A partir dos anos 50, até o seu afastamento do palco político, Chico Pinto foi um dos nomes mais presentes nas páginas dos jornais e revistas, além dos noticiários nacionais de rádio e televisão. É estranho - e lamentável -, que em alguns dos principais veículos de comunicação do País, nem mesmo o simples registro da sua morte tenha sido feito.
Mais lamentável ainda que a falha (ou seria omissão deliberada?) se dê no momento que a imprensa nacional - e alguns de seus nomes e órgãos mais representativos - se alinham no cerrado embate de defesa da liberdade de imprensa e do pleno direito de expressão, uma das principais bandeiras levantadas por Chico Pinto nos anos de ditadura.
Com apoio de Barbosa Lima Sobrinho, na ABI, de Audálio Dantas, no Sindicato dos Jornalistas de São Paulo, além do empresário nacionalista Fernando Gasparian e o jornalista Raimundo Pereira, o deputado Francisco Pinto e seus colegas progressistas Lysâneas Maciel, Marcos Freire e Alencar Furtado vararam o País, em busca de adeptos e de recursos para viabilizar o jornal Opinião (e depois o Movimento), símbolo da imprensa alternativa brasileira, na fase mais dura de resistência política ao regime militar.

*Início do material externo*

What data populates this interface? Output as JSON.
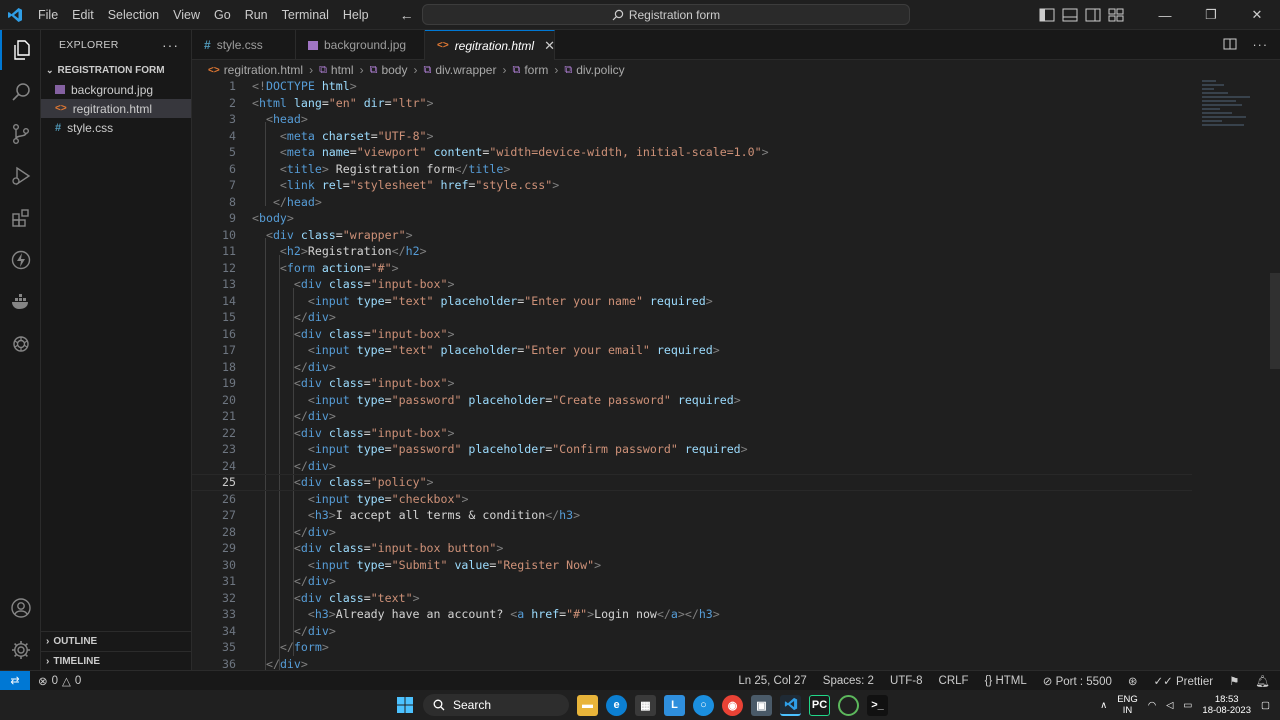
{
  "titlebar": {
    "menu": [
      "File",
      "Edit",
      "Selection",
      "View",
      "Go",
      "Run",
      "Terminal",
      "Help"
    ],
    "search_text": "Registration form"
  },
  "sidebar": {
    "header": "EXPLORER",
    "folder": "REGISTRATION FORM",
    "files": [
      {
        "name": "background.jpg",
        "icon": "image-file-icon"
      },
      {
        "name": "regitration.html",
        "icon": "html-file-icon"
      },
      {
        "name": "style.css",
        "icon": "css-file-icon"
      }
    ],
    "outline": "OUTLINE",
    "timeline": "TIMELINE"
  },
  "tabs": [
    {
      "label": "style.css",
      "icon": "#"
    },
    {
      "label": "background.jpg",
      "icon": "img"
    },
    {
      "label": "regitration.html",
      "icon": "<>"
    }
  ],
  "breadcrumb": [
    "regitration.html",
    "html",
    "body",
    "div.wrapper",
    "form",
    "div.policy"
  ],
  "editor": {
    "current_line": 25,
    "lines": [
      [
        [
          "t",
          "<!"
        ],
        [
          "n",
          "DOCTYPE"
        ],
        [
          "x",
          " "
        ],
        [
          "a",
          "html"
        ],
        [
          "t",
          ">"
        ]
      ],
      [
        [
          "t",
          "<"
        ],
        [
          "n",
          "html"
        ],
        [
          "x",
          " "
        ],
        [
          "a",
          "lang"
        ],
        [
          "x",
          "="
        ],
        [
          "s",
          "\"en\""
        ],
        [
          "x",
          " "
        ],
        [
          "a",
          "dir"
        ],
        [
          "x",
          "="
        ],
        [
          "s",
          "\"ltr\""
        ],
        [
          "t",
          ">"
        ]
      ],
      [
        [
          "x",
          "  "
        ],
        [
          "t",
          "<"
        ],
        [
          "n",
          "head"
        ],
        [
          "t",
          ">"
        ]
      ],
      [
        [
          "x",
          "    "
        ],
        [
          "t",
          "<"
        ],
        [
          "n",
          "meta"
        ],
        [
          "x",
          " "
        ],
        [
          "a",
          "charset"
        ],
        [
          "x",
          "="
        ],
        [
          "s",
          "\"UTF-8\""
        ],
        [
          "t",
          ">"
        ]
      ],
      [
        [
          "x",
          "    "
        ],
        [
          "t",
          "<"
        ],
        [
          "n",
          "meta"
        ],
        [
          "x",
          " "
        ],
        [
          "a",
          "name"
        ],
        [
          "x",
          "="
        ],
        [
          "s",
          "\"viewport\""
        ],
        [
          "x",
          " "
        ],
        [
          "a",
          "content"
        ],
        [
          "x",
          "="
        ],
        [
          "s",
          "\"width=device-width, initial-scale=1.0\""
        ],
        [
          "t",
          ">"
        ]
      ],
      [
        [
          "x",
          "    "
        ],
        [
          "t",
          "<"
        ],
        [
          "n",
          "title"
        ],
        [
          "t",
          ">"
        ],
        [
          "x",
          " Registration form"
        ],
        [
          "t",
          "</"
        ],
        [
          "n",
          "title"
        ],
        [
          "t",
          ">"
        ]
      ],
      [
        [
          "x",
          "    "
        ],
        [
          "t",
          "<"
        ],
        [
          "n",
          "link"
        ],
        [
          "x",
          " "
        ],
        [
          "a",
          "rel"
        ],
        [
          "x",
          "="
        ],
        [
          "s",
          "\"stylesheet\""
        ],
        [
          "x",
          " "
        ],
        [
          "a",
          "href"
        ],
        [
          "x",
          "="
        ],
        [
          "s",
          "\"style.css\""
        ],
        [
          "t",
          ">"
        ]
      ],
      [
        [
          "x",
          "   "
        ],
        [
          "t",
          "</"
        ],
        [
          "n",
          "head"
        ],
        [
          "t",
          ">"
        ]
      ],
      [
        [
          "t",
          "<"
        ],
        [
          "n",
          "body"
        ],
        [
          "t",
          ">"
        ]
      ],
      [
        [
          "x",
          "  "
        ],
        [
          "t",
          "<"
        ],
        [
          "n",
          "div"
        ],
        [
          "x",
          " "
        ],
        [
          "a",
          "class"
        ],
        [
          "x",
          "="
        ],
        [
          "s",
          "\"wrapper\""
        ],
        [
          "t",
          ">"
        ]
      ],
      [
        [
          "x",
          "    "
        ],
        [
          "t",
          "<"
        ],
        [
          "n",
          "h2"
        ],
        [
          "t",
          ">"
        ],
        [
          "x",
          "Registration"
        ],
        [
          "t",
          "</"
        ],
        [
          "n",
          "h2"
        ],
        [
          "t",
          ">"
        ]
      ],
      [
        [
          "x",
          "    "
        ],
        [
          "t",
          "<"
        ],
        [
          "n",
          "form"
        ],
        [
          "x",
          " "
        ],
        [
          "a",
          "action"
        ],
        [
          "x",
          "="
        ],
        [
          "s",
          "\"#\""
        ],
        [
          "t",
          ">"
        ]
      ],
      [
        [
          "x",
          "      "
        ],
        [
          "t",
          "<"
        ],
        [
          "n",
          "div"
        ],
        [
          "x",
          " "
        ],
        [
          "a",
          "class"
        ],
        [
          "x",
          "="
        ],
        [
          "s",
          "\"input-box\""
        ],
        [
          "t",
          ">"
        ]
      ],
      [
        [
          "x",
          "        "
        ],
        [
          "t",
          "<"
        ],
        [
          "n",
          "input"
        ],
        [
          "x",
          " "
        ],
        [
          "a",
          "type"
        ],
        [
          "x",
          "="
        ],
        [
          "s",
          "\"text\""
        ],
        [
          "x",
          " "
        ],
        [
          "a",
          "placeholder"
        ],
        [
          "x",
          "="
        ],
        [
          "s",
          "\"Enter your name\""
        ],
        [
          "x",
          " "
        ],
        [
          "a",
          "required"
        ],
        [
          "t",
          ">"
        ]
      ],
      [
        [
          "x",
          "      "
        ],
        [
          "t",
          "</"
        ],
        [
          "n",
          "div"
        ],
        [
          "t",
          ">"
        ]
      ],
      [
        [
          "x",
          "      "
        ],
        [
          "t",
          "<"
        ],
        [
          "n",
          "div"
        ],
        [
          "x",
          " "
        ],
        [
          "a",
          "class"
        ],
        [
          "x",
          "="
        ],
        [
          "s",
          "\"input-box\""
        ],
        [
          "t",
          ">"
        ]
      ],
      [
        [
          "x",
          "        "
        ],
        [
          "t",
          "<"
        ],
        [
          "n",
          "input"
        ],
        [
          "x",
          " "
        ],
        [
          "a",
          "type"
        ],
        [
          "x",
          "="
        ],
        [
          "s",
          "\"text\""
        ],
        [
          "x",
          " "
        ],
        [
          "a",
          "placeholder"
        ],
        [
          "x",
          "="
        ],
        [
          "s",
          "\"Enter your email\""
        ],
        [
          "x",
          " "
        ],
        [
          "a",
          "required"
        ],
        [
          "t",
          ">"
        ]
      ],
      [
        [
          "x",
          "      "
        ],
        [
          "t",
          "</"
        ],
        [
          "n",
          "div"
        ],
        [
          "t",
          ">"
        ]
      ],
      [
        [
          "x",
          "      "
        ],
        [
          "t",
          "<"
        ],
        [
          "n",
          "div"
        ],
        [
          "x",
          " "
        ],
        [
          "a",
          "class"
        ],
        [
          "x",
          "="
        ],
        [
          "s",
          "\"input-box\""
        ],
        [
          "t",
          ">"
        ]
      ],
      [
        [
          "x",
          "        "
        ],
        [
          "t",
          "<"
        ],
        [
          "n",
          "input"
        ],
        [
          "x",
          " "
        ],
        [
          "a",
          "type"
        ],
        [
          "x",
          "="
        ],
        [
          "s",
          "\"password\""
        ],
        [
          "x",
          " "
        ],
        [
          "a",
          "placeholder"
        ],
        [
          "x",
          "="
        ],
        [
          "s",
          "\"Create password\""
        ],
        [
          "x",
          " "
        ],
        [
          "a",
          "required"
        ],
        [
          "t",
          ">"
        ]
      ],
      [
        [
          "x",
          "      "
        ],
        [
          "t",
          "</"
        ],
        [
          "n",
          "div"
        ],
        [
          "t",
          ">"
        ]
      ],
      [
        [
          "x",
          "      "
        ],
        [
          "t",
          "<"
        ],
        [
          "n",
          "div"
        ],
        [
          "x",
          " "
        ],
        [
          "a",
          "class"
        ],
        [
          "x",
          "="
        ],
        [
          "s",
          "\"input-box\""
        ],
        [
          "t",
          ">"
        ]
      ],
      [
        [
          "x",
          "        "
        ],
        [
          "t",
          "<"
        ],
        [
          "n",
          "input"
        ],
        [
          "x",
          " "
        ],
        [
          "a",
          "type"
        ],
        [
          "x",
          "="
        ],
        [
          "s",
          "\"password\""
        ],
        [
          "x",
          " "
        ],
        [
          "a",
          "placeholder"
        ],
        [
          "x",
          "="
        ],
        [
          "s",
          "\"Confirm password\""
        ],
        [
          "x",
          " "
        ],
        [
          "a",
          "required"
        ],
        [
          "t",
          ">"
        ]
      ],
      [
        [
          "x",
          "      "
        ],
        [
          "t",
          "</"
        ],
        [
          "n",
          "div"
        ],
        [
          "t",
          ">"
        ]
      ],
      [
        [
          "x",
          "      "
        ],
        [
          "t",
          "<"
        ],
        [
          "n",
          "div"
        ],
        [
          "x",
          " "
        ],
        [
          "a",
          "class"
        ],
        [
          "x",
          "="
        ],
        [
          "s",
          "\"policy\""
        ],
        [
          "t",
          ">"
        ]
      ],
      [
        [
          "x",
          "        "
        ],
        [
          "t",
          "<"
        ],
        [
          "n",
          "input"
        ],
        [
          "x",
          " "
        ],
        [
          "a",
          "type"
        ],
        [
          "x",
          "="
        ],
        [
          "s",
          "\"checkbox\""
        ],
        [
          "t",
          ">"
        ]
      ],
      [
        [
          "x",
          "        "
        ],
        [
          "t",
          "<"
        ],
        [
          "n",
          "h3"
        ],
        [
          "t",
          ">"
        ],
        [
          "x",
          "I accept all terms & condition"
        ],
        [
          "t",
          "</"
        ],
        [
          "n",
          "h3"
        ],
        [
          "t",
          ">"
        ]
      ],
      [
        [
          "x",
          "      "
        ],
        [
          "t",
          "</"
        ],
        [
          "n",
          "div"
        ],
        [
          "t",
          ">"
        ]
      ],
      [
        [
          "x",
          "      "
        ],
        [
          "t",
          "<"
        ],
        [
          "n",
          "div"
        ],
        [
          "x",
          " "
        ],
        [
          "a",
          "class"
        ],
        [
          "x",
          "="
        ],
        [
          "s",
          "\"input-box button\""
        ],
        [
          "t",
          ">"
        ]
      ],
      [
        [
          "x",
          "        "
        ],
        [
          "t",
          "<"
        ],
        [
          "n",
          "input"
        ],
        [
          "x",
          " "
        ],
        [
          "a",
          "type"
        ],
        [
          "x",
          "="
        ],
        [
          "s",
          "\"Submit\""
        ],
        [
          "x",
          " "
        ],
        [
          "a",
          "value"
        ],
        [
          "x",
          "="
        ],
        [
          "s",
          "\"Register Now\""
        ],
        [
          "t",
          ">"
        ]
      ],
      [
        [
          "x",
          "      "
        ],
        [
          "t",
          "</"
        ],
        [
          "n",
          "div"
        ],
        [
          "t",
          ">"
        ]
      ],
      [
        [
          "x",
          "      "
        ],
        [
          "t",
          "<"
        ],
        [
          "n",
          "div"
        ],
        [
          "x",
          " "
        ],
        [
          "a",
          "class"
        ],
        [
          "x",
          "="
        ],
        [
          "s",
          "\"text\""
        ],
        [
          "t",
          ">"
        ]
      ],
      [
        [
          "x",
          "        "
        ],
        [
          "t",
          "<"
        ],
        [
          "n",
          "h3"
        ],
        [
          "t",
          ">"
        ],
        [
          "x",
          "Already have an account? "
        ],
        [
          "t",
          "<"
        ],
        [
          "n",
          "a"
        ],
        [
          "x",
          " "
        ],
        [
          "a",
          "href"
        ],
        [
          "x",
          "="
        ],
        [
          "s",
          "\"#\""
        ],
        [
          "t",
          ">"
        ],
        [
          "x",
          "Login now"
        ],
        [
          "t",
          "</"
        ],
        [
          "n",
          "a"
        ],
        [
          "t",
          "></"
        ],
        [
          "n",
          "h3"
        ],
        [
          "t",
          ">"
        ]
      ],
      [
        [
          "x",
          "      "
        ],
        [
          "t",
          "</"
        ],
        [
          "n",
          "div"
        ],
        [
          "t",
          ">"
        ]
      ],
      [
        [
          "x",
          "    "
        ],
        [
          "t",
          "</"
        ],
        [
          "n",
          "form"
        ],
        [
          "t",
          ">"
        ]
      ],
      [
        [
          "x",
          "  "
        ],
        [
          "t",
          "</"
        ],
        [
          "n",
          "div"
        ],
        [
          "t",
          ">"
        ]
      ]
    ]
  },
  "statusbar": {
    "errors": "0",
    "warnings": "0",
    "position": "Ln 25, Col 27",
    "spaces": "Spaces: 2",
    "encoding": "UTF-8",
    "eol": "CRLF",
    "language": "HTML",
    "port": "Port : 5500",
    "formatter": "Prettier"
  },
  "taskbar": {
    "search_label": "Search",
    "lang_top": "ENG",
    "lang_bottom": "IN",
    "time": "18:53",
    "date": "18-08-2023"
  },
  "colors": {
    "accent": "#0078d4",
    "tag": "#569cd6",
    "attribute": "#9cdcfe",
    "string": "#ce9178"
  }
}
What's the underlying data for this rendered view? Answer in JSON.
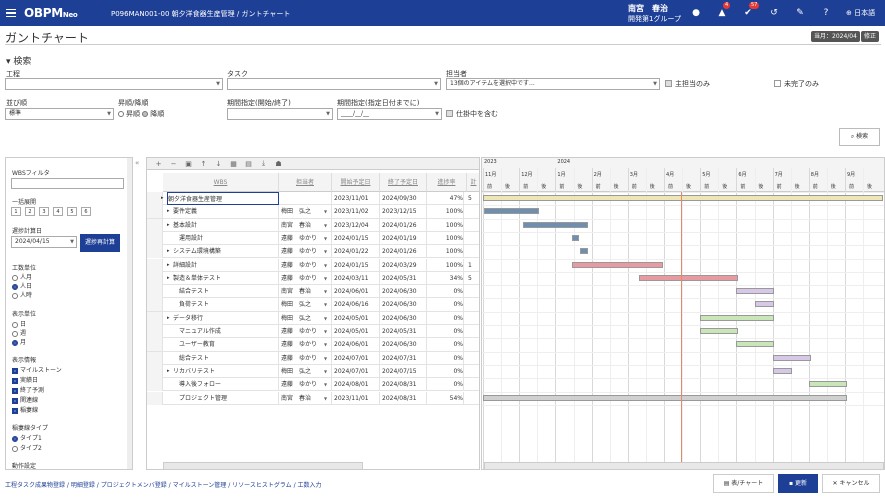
{
  "header": {
    "logo": "OBPM",
    "logo_suffix": "Neo",
    "breadcrumb": "P096MAN001-00 朝夕洋食器生産管理 / ガントチャート",
    "user_name": "南宮　春治",
    "user_group": "開発第1グループ",
    "badge_bell": "4",
    "badge_check": "57",
    "language": "日本語",
    "accent": "#1e3f96"
  },
  "page": {
    "title": "ガントチャート",
    "current_badge": "当月：2024/04",
    "fix_badge": "修正"
  },
  "search": {
    "section_title": "検索",
    "labels": {
      "process": "工程",
      "task": "タスク",
      "assignee": "担当者",
      "order": "並び順",
      "asc_desc": "昇順/降順",
      "period_range": "期間指定(開始/終了)",
      "period_date": "期間指定(指定日付までに)"
    },
    "assignee_value": "13個のアイテムを選択中です...",
    "only_mine": "主担当のみ",
    "only_incomplete": "未完了のみ",
    "order_value": "標準",
    "asc": "昇順",
    "desc": "降順",
    "date_placeholder": "____/__/__",
    "include_wip": "仕掛中を含む",
    "search_button": "検索"
  },
  "side": {
    "wbs_filter": "WBSフィルタ",
    "expand_all": "一括展開",
    "levels": [
      "1",
      "2",
      "3",
      "4",
      "5",
      "6"
    ],
    "delay_date_label": "遅捗計算日",
    "delay_date": "2024/04/15",
    "recalc": "遅捗再計算",
    "unit_label": "工数単位",
    "units": [
      "人月",
      "人日",
      "人時"
    ],
    "display_unit_label": "表示単位",
    "display_units": [
      "日",
      "週",
      "月"
    ],
    "display_info_label": "表示情報",
    "display_info": [
      "マイルストーン",
      "実績日",
      "終了予測",
      "関連線",
      "稲妻線"
    ],
    "lightning_label": "稲妻線タイプ",
    "lightning_types": [
      "タイプ1",
      "タイプ2"
    ],
    "action_settings": "動作設定"
  },
  "grid": {
    "columns": [
      "WBS",
      "担当者",
      "開始予定日",
      "終了予定日",
      "進捗率",
      "計"
    ],
    "rows": [
      {
        "wbs": "朝夕洋食器生産管理",
        "assignee": "",
        "start": "2023/11/01",
        "end": "2024/09/30",
        "progress": "47%",
        "extra": "5"
      },
      {
        "wbs": "要件定義",
        "assignee": "梅田　弘之",
        "start": "2023/11/02",
        "end": "2023/12/15",
        "progress": "100%",
        "extra": ""
      },
      {
        "wbs": "基本設計",
        "assignee": "南宮　春治",
        "start": "2023/12/04",
        "end": "2024/01/26",
        "progress": "100%",
        "extra": ""
      },
      {
        "wbs": "運用設計",
        "assignee": "遠藤　ゆかり",
        "start": "2024/01/15",
        "end": "2024/01/19",
        "progress": "100%",
        "extra": ""
      },
      {
        "wbs": "システム環境構築",
        "assignee": "遠藤　ゆかり",
        "start": "2024/01/22",
        "end": "2024/01/26",
        "progress": "100%",
        "extra": ""
      },
      {
        "wbs": "詳細設計",
        "assignee": "遠藤　ゆかり",
        "start": "2024/01/15",
        "end": "2024/03/29",
        "progress": "100%",
        "extra": "1"
      },
      {
        "wbs": "製造＆単体テスト",
        "assignee": "遠藤　ゆかり",
        "start": "2024/03/11",
        "end": "2024/05/31",
        "progress": "34%",
        "extra": "5"
      },
      {
        "wbs": "結合テスト",
        "assignee": "南宮　春治",
        "start": "2024/06/01",
        "end": "2024/06/30",
        "progress": "0%",
        "extra": ""
      },
      {
        "wbs": "負荷テスト",
        "assignee": "梅田　弘之",
        "start": "2024/06/16",
        "end": "2024/06/30",
        "progress": "0%",
        "extra": ""
      },
      {
        "wbs": "データ移行",
        "assignee": "梅田　弘之",
        "start": "2024/05/01",
        "end": "2024/06/30",
        "progress": "0%",
        "extra": ""
      },
      {
        "wbs": "マニュアル作成",
        "assignee": "遠藤　ゆかり",
        "start": "2024/05/01",
        "end": "2024/05/31",
        "progress": "0%",
        "extra": ""
      },
      {
        "wbs": "ユーザー教育",
        "assignee": "遠藤　ゆかり",
        "start": "2024/06/01",
        "end": "2024/06/30",
        "progress": "0%",
        "extra": ""
      },
      {
        "wbs": "総合テスト",
        "assignee": "遠藤　ゆかり",
        "start": "2024/07/01",
        "end": "2024/07/31",
        "progress": "0%",
        "extra": ""
      },
      {
        "wbs": "リカバリテスト",
        "assignee": "梅田　弘之",
        "start": "2024/07/01",
        "end": "2024/07/15",
        "progress": "0%",
        "extra": ""
      },
      {
        "wbs": "導入後フォロー",
        "assignee": "遠藤　ゆかり",
        "start": "2024/08/01",
        "end": "2024/08/31",
        "progress": "0%",
        "extra": ""
      },
      {
        "wbs": "プロジェクト管理",
        "assignee": "南宮　春治",
        "start": "2023/11/01",
        "end": "2024/08/31",
        "progress": "54%",
        "extra": ""
      }
    ]
  },
  "gantt": {
    "years": [
      "2023",
      "2024"
    ],
    "months": [
      "11月",
      "12月",
      "1月",
      "2月",
      "3月",
      "4月",
      "5月",
      "6月",
      "7月",
      "8月",
      "9月"
    ],
    "halves": [
      "前",
      "後"
    ],
    "colors": {
      "done": "#6f8fb0",
      "late": "#e89aa0",
      "plan": "#d8c8e8",
      "green": "#c8e6b8",
      "yellow": "#efe6b8",
      "gray": "#d0d0d0",
      "lightning": "#e08a6a"
    }
  },
  "footer": {
    "links": [
      "工程タスク成果物登録",
      "明細登録",
      "プロジェクトメンバ登録",
      "マイルストーン管理",
      "リソースヒストグラム",
      "工数入力"
    ],
    "btn_table": "表/チャート",
    "btn_update": "更新",
    "btn_cancel": "キャンセル"
  }
}
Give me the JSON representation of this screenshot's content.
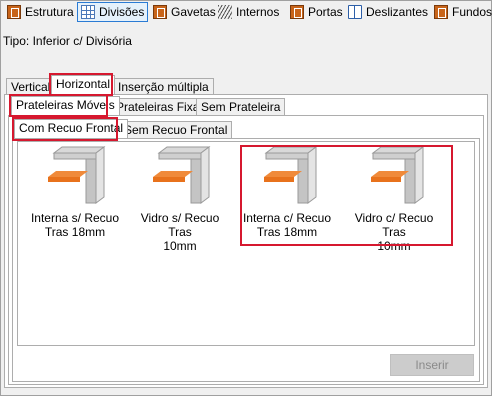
{
  "toolbar": {
    "tabs": [
      {
        "label": "Estrutura",
        "icon": "wood-panel-icon"
      },
      {
        "label": "Divisões",
        "icon": "grid-icon"
      },
      {
        "label": "Gavetas",
        "icon": "wood-panel-icon"
      },
      {
        "label": "Internos",
        "icon": "stripes-icon"
      },
      {
        "label": "Portas",
        "icon": "wood-panel-icon"
      },
      {
        "label": "Deslizantes",
        "icon": "book-icon"
      },
      {
        "label": "Fundos",
        "icon": "wood-panel-icon"
      }
    ],
    "active": "Divisões"
  },
  "tipo": "Tipo: Inferior c/ Divisória",
  "orientation_tabs": [
    "Vertical",
    "Horizontal",
    "Inserção múltipla"
  ],
  "orientation_selected": "Horizontal",
  "shelf_tabs": [
    "Prateleiras Móveis",
    "Prateleiras Fixas",
    "Sem Prateleira"
  ],
  "shelf_selected": "Prateleiras Móveis",
  "recuo_tabs": [
    "Com Recuo Frontal",
    "Sem Recuo Frontal"
  ],
  "recuo_selected": "Com Recuo Frontal",
  "items": [
    {
      "line1": "Interna s/ Recuo",
      "line2": "Tras 18mm"
    },
    {
      "line1": "Vidro s/ Recuo Tras",
      "line2": "10mm"
    },
    {
      "line1": "Interna c/ Recuo",
      "line2": "Tras 18mm"
    },
    {
      "line1": "Vidro c/ Recuo Tras",
      "line2": "10mm"
    }
  ],
  "insert_button": "Inserir",
  "colors": {
    "highlight": "#d6182f",
    "accent": "#2a7bd4",
    "shelf": "#e8721c"
  }
}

Antes de partir, Chico Pinto deixou patente a desilusão com rumos da política brasileira e o seu desencanto maior se voltava para "velhos companheiros de esquerda". Na última conversa que tivemos, sugeriu; "é preciso alguém para balançar a gola do paletó dessa gente e gritar: vocês querem botar tudo a perder outra vez?". Sim, ele partiu sem perder outra de suas grandes qualidades: a ironia. "Já falei tudo. Acho que agora estão vindo me buscar de vez. Sinto patadas de cavalo no coração", brincou horas antes do médico assinar o atestado de óbito.
Termino estas linhas com as palavras de Simone de Beauvoir sobre Jean-Paul Sartre na dedicatória do livro "Cerimônia do Adeus": "Para todos que o amaram e que amarão". Não encontro outras melhores para dedicar a Chico Pinto.